O’Reilly Tools of Change Conference, 2011

Apr 30, 2011 | Contracts & copyright, News & Articles

[This article first appeared in the April 2011 edition of Bookseller + Publisher Magazine. © Alex Adsett, 2011]

The O’Reilly Tools of Change for Publishing conference was held in New York over 14 – 16th February, and was an exciting meeting of international publishing innovators to discuss where we are and where we’re heading. There was a diverse range of attendees; from publishers, booksellers, librarians, bloggers, successful businesses and start ups.

It is interesting seeing how prevalent the use of twitter at these conferences has become, with the stream of tweets running too fast to really keep an eye on as well as engage with the excellent talks.  Each of the rooms had power adapters strung out below every row of chairs to accommodate the conference’s accumulation of laptops and mobile phones.

The speeches were varied with two of the best being author Margaret Atwood’s dry and witty talk on why we shouldn’t forget the writers at the heart of the publishing industry and James Bridle’s inspiring speech on the passion for the experience of reading, reminding us why we’re working in this industry in the first place.

Many listened avidly to tips on how to manage metadata, web only publishing workflows, and we heard again and again, that the book is now so much more than the container in which it comes. There were some familiar North American faces, such as Richard Nash (Cursor), Mark Coker (Smashwords) and Michael Tamblyn (Kobo) who had all made trips out to Australia in 2010.

Australia was represented by Queensland Writers’ Centre CEO Kate Eltham with her very well received Ignite talk on Four Things a Catastrophic Flood Taught Me About Social Media …(and One Thing It Taught me About Publishing) and Gus Balbontin from Lonely Planet spoke about the challenges ahead but with the ‘take home’ message that we all need to have a mission beyond revenue.

There were the buzzwords that seem to emerge from any conference such as Findability (or Discoverability), Convergence and Container.  On these topics, a TOC favourite Brian O’Leary said, “When content scarcity was the norm, we could live in limited context. But now, in era of abundance editors have a new and different role: figuring out how what is published will be discovered.”

Accessibility would have been a buzz word, if it wasn’t such an important and timely topic. There were a number of talks on the value of improving the metadata in ebooks to open up new markets to print disabled readers. The point was convincingly made that it not only makes financial sense, but also legal and moral sense.

With topics such as, What Do eReading Customers Really, Really Want? An In-depth, Research, and Data-driven Exploration of Reading Behavior, Content Consumption, and Consumer Attitudes Toward eReaders and Multifunction Devices, there was no shortage of statistics floating around. It was quite shocking to hear that for all the time and expense that goes into developing Apps, even the best see a decline in sales after an average of 14 days.  8pm-12pm is ebook shopping primetime and not as many people are reading on smart phones as one would expect.

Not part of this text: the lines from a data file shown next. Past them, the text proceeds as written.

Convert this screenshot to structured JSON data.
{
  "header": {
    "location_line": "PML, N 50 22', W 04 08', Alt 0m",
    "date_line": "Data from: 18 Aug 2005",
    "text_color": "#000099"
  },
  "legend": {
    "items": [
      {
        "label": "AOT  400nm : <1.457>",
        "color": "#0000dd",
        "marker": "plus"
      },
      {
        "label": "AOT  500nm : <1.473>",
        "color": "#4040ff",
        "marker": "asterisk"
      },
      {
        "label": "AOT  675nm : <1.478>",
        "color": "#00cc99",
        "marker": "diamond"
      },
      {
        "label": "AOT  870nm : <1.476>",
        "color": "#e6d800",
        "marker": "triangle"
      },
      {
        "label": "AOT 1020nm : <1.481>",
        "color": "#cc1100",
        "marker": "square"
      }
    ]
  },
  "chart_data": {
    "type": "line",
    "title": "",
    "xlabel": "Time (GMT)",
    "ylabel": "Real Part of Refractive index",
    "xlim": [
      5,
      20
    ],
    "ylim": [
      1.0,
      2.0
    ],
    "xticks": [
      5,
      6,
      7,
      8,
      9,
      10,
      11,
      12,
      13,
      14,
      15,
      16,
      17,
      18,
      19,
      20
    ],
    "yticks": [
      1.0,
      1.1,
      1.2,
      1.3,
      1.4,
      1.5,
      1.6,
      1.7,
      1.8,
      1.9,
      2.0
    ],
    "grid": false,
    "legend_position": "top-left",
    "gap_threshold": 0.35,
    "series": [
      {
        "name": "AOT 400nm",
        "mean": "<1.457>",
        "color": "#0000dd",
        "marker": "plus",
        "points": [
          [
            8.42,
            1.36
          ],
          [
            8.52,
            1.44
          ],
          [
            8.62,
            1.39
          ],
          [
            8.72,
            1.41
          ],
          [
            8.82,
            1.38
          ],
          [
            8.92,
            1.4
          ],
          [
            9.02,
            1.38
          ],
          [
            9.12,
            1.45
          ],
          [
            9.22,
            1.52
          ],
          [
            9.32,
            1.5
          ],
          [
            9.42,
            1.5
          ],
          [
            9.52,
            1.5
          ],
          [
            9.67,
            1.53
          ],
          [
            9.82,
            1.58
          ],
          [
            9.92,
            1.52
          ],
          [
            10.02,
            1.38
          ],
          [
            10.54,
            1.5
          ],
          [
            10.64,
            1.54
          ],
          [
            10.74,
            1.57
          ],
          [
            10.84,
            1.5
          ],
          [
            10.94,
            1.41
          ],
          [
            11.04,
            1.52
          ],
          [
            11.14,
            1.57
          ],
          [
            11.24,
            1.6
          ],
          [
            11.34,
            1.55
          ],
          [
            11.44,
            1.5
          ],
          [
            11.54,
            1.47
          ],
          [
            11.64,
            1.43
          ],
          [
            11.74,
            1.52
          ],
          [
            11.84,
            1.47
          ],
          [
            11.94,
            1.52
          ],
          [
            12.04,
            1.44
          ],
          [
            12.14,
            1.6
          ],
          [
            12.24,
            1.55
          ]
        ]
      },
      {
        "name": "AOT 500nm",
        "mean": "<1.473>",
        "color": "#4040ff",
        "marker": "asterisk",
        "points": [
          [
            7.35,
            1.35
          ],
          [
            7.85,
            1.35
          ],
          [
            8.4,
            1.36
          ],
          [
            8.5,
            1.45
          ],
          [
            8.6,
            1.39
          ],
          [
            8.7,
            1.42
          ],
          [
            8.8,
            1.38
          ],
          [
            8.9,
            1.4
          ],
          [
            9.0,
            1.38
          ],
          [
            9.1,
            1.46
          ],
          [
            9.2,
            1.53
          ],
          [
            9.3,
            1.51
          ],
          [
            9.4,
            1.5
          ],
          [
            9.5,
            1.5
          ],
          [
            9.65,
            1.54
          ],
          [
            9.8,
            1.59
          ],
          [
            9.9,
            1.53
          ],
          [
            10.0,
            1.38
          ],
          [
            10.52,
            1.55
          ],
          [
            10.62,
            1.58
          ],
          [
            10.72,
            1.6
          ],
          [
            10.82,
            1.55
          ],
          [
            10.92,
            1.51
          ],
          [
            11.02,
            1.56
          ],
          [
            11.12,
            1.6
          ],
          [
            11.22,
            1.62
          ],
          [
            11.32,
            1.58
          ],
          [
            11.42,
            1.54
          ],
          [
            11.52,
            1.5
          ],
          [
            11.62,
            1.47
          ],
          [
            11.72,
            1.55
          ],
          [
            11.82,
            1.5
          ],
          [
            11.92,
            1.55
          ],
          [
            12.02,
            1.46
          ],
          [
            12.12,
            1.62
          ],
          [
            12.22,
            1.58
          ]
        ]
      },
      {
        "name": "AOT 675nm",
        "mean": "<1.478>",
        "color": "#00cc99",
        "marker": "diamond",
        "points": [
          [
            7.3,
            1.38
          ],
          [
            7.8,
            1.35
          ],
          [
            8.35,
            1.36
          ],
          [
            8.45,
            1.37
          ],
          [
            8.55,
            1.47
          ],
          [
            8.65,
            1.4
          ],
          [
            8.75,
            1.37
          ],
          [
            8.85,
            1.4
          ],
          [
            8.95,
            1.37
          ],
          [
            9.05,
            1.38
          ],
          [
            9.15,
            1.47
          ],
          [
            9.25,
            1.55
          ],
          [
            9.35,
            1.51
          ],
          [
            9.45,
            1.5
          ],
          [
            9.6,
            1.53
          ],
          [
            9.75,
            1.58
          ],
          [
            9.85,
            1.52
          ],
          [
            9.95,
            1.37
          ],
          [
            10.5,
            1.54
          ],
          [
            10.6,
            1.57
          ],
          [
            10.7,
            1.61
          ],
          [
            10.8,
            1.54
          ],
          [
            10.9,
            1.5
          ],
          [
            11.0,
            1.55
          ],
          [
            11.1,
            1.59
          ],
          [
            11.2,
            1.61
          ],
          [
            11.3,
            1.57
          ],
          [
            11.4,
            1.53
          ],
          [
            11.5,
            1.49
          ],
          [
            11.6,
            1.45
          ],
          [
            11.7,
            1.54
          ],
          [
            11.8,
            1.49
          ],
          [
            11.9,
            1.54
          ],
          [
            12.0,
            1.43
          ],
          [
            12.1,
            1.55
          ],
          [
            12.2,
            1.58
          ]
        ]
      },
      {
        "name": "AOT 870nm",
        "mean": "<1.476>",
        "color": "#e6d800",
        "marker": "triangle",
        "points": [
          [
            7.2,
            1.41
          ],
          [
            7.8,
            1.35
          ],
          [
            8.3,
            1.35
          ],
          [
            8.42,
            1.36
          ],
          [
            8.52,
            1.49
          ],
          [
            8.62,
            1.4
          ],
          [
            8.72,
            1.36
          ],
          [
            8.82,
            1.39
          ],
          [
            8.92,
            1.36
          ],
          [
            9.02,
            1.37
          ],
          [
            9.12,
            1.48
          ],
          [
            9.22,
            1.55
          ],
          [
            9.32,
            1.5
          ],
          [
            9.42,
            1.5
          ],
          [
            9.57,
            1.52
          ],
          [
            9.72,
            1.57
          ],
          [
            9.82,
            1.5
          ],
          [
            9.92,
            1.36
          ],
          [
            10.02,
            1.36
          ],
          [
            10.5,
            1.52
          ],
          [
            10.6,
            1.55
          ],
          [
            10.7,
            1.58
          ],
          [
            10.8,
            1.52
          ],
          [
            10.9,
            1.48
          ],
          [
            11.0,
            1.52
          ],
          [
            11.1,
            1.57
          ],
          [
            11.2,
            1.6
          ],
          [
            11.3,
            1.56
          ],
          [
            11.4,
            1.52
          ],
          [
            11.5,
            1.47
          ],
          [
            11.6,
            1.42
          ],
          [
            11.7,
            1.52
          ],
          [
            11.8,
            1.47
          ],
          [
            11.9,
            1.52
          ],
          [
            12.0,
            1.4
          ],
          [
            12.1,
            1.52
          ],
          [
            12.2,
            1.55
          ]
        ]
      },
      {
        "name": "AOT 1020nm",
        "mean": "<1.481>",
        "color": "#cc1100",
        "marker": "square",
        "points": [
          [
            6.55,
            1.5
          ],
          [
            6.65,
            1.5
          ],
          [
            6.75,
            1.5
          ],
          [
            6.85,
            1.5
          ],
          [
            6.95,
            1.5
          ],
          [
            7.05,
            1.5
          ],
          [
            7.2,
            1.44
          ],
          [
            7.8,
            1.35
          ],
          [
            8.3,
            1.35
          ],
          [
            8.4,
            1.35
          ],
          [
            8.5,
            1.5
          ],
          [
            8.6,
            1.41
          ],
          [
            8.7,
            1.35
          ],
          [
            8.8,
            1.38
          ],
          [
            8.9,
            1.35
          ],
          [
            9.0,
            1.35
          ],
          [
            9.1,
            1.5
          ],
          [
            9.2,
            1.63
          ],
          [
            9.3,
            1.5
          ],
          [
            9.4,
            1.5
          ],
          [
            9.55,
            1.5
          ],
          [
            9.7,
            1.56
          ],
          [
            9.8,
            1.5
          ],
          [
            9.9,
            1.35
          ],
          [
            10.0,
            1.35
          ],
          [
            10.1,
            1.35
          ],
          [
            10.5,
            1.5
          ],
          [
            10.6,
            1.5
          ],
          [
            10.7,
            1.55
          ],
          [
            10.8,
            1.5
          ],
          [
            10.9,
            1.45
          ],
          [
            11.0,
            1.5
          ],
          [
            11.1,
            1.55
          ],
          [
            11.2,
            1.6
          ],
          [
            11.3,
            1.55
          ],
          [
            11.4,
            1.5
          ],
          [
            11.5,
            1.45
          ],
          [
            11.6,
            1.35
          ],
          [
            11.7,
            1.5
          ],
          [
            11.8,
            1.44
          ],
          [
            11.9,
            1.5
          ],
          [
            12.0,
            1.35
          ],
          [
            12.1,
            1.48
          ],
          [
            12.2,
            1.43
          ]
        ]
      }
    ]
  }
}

It is worth noting that many of the conversations taking place in Australia, for example territorial restrictions, threats to bricks and mortar bookstores and social media strategies, are the same ones taking place amongst our overseas colleagues, along with an increasing emphasis on getting the metadata right, and a concentration on the content rather than focusing on what it is being read on.

In a message for booksellers that we’ve been hearing for a while now, building a strong place within the community is the best route to survival, and for both publishers and booksellers, offering an authentic experience is seen as a valuable antidote to the gathering digital storm.

Increasingly, as more and more start-ups and developers and entrepreneurs took the stage, I got the impression that the digital future was already here.  Any publishers or booksellers who are pretending it isn’t, or aren’t prepared to adapt, will be the ones who don’t survive.  Happily the tools to deal with this are already at our disposal, and with conferences like O’Reilly Tools of Change, more ideas, development and collaboration will take place each year.